The Synlait Milk Ltd (ASX: SM1) share price is trading lower on Thursday despite the release of a positive update.
At the time of writing the New Zealand-based dairy processor's shares are down 3.5% to $4.70.
What did Synlait Milk announce?
This afternoon the manufacturer and supplier to A2 Milk Company Ltd (ASX: A2M) revealed that the Overseas Investment Office has granted consent to its NZ$112 million acquisition of Dairyworks.
Dairyworks is a specialist in the processing, packaging, and marketing of dairy products. It is the leader in the Everyday Dairy category in New Zealand and supplies consumers in the country with almost half of its cheese, a quarter of its butter, as well as milk powder and ice cream. It also has a growing Australian presence.
As the Overseas Investment Office consent was the only condition attached to the acquisition of Dairyworks, management advised that arrangements can now be made for settlement on April 1.

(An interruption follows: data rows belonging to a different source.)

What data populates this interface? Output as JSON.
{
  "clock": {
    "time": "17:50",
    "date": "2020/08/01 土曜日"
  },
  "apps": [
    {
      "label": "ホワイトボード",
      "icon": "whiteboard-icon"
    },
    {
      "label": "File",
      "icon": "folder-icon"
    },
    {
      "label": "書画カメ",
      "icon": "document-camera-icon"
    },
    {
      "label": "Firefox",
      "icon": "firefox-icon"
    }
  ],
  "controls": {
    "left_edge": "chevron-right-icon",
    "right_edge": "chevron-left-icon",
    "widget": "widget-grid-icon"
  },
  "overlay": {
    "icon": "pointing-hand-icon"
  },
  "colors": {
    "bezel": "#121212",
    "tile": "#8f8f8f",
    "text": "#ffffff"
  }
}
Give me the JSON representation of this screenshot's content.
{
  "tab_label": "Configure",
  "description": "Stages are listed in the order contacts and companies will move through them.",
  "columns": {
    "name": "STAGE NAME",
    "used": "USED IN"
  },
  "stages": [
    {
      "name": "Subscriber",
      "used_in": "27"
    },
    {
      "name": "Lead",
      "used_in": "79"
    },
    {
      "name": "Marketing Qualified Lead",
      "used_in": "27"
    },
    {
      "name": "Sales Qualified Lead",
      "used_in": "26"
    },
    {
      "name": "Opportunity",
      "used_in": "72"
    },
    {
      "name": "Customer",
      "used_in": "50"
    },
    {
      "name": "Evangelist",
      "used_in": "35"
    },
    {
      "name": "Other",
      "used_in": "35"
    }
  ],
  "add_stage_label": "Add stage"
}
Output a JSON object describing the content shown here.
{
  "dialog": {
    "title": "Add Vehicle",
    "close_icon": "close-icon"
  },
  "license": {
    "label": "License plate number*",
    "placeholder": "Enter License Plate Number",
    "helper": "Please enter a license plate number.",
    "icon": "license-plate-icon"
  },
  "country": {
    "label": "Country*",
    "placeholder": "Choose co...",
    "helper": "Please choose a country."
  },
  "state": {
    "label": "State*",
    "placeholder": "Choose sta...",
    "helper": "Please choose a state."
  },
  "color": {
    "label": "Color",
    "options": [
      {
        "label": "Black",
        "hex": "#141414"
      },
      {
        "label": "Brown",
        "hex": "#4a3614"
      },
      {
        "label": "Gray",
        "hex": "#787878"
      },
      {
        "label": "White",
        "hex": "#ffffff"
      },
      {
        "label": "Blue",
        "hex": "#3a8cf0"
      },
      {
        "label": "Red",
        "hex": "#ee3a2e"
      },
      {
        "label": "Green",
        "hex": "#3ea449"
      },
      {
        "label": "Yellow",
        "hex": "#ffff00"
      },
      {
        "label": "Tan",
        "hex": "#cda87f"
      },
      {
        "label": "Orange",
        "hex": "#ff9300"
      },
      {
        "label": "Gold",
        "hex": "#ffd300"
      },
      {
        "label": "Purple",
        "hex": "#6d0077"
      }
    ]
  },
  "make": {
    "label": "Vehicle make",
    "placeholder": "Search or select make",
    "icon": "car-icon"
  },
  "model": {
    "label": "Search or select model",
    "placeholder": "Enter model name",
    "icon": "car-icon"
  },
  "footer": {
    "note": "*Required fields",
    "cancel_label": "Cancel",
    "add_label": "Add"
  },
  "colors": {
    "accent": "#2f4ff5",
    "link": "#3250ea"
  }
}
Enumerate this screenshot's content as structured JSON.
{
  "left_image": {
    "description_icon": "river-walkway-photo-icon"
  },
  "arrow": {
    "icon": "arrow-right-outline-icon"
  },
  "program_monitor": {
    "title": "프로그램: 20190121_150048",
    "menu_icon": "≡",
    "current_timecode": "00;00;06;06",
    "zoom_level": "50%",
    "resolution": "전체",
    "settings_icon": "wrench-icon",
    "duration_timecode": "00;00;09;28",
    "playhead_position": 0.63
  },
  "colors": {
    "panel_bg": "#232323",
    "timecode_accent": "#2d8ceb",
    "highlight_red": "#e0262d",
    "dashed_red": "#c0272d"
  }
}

Synlait CEO Leon Clement said: "This acquisition accelerates the execution of Synlait's Everyday Dairy strategy. It provides us with instant scale in the sector, new growth opportunities, and a diversified earnings base for our shareholders. Dairyworks gives Synlait the opportunity to extract more value from our milk pool and we see strong synergies with our recent Talbot Forest acquisition. We'll now be closer to the consumer and own more of the value chain."
Guidance update.
In light of this development, Synlait has provided an update to its guidance for FY 2020.
Management expects Dairyworks to make an EBITDA contribution of approximately NZ$4 million during the remainder of FY 2020.
This translates to a net profit after tax contribution of approximately NZ$2 million, after borrowing costs and depreciation.
As a result, the company has reiterated that it remains comfortable with its FY 2020 earnings guidance range. This is for a net profit after tax between NZ$70 million and NZ$85 million.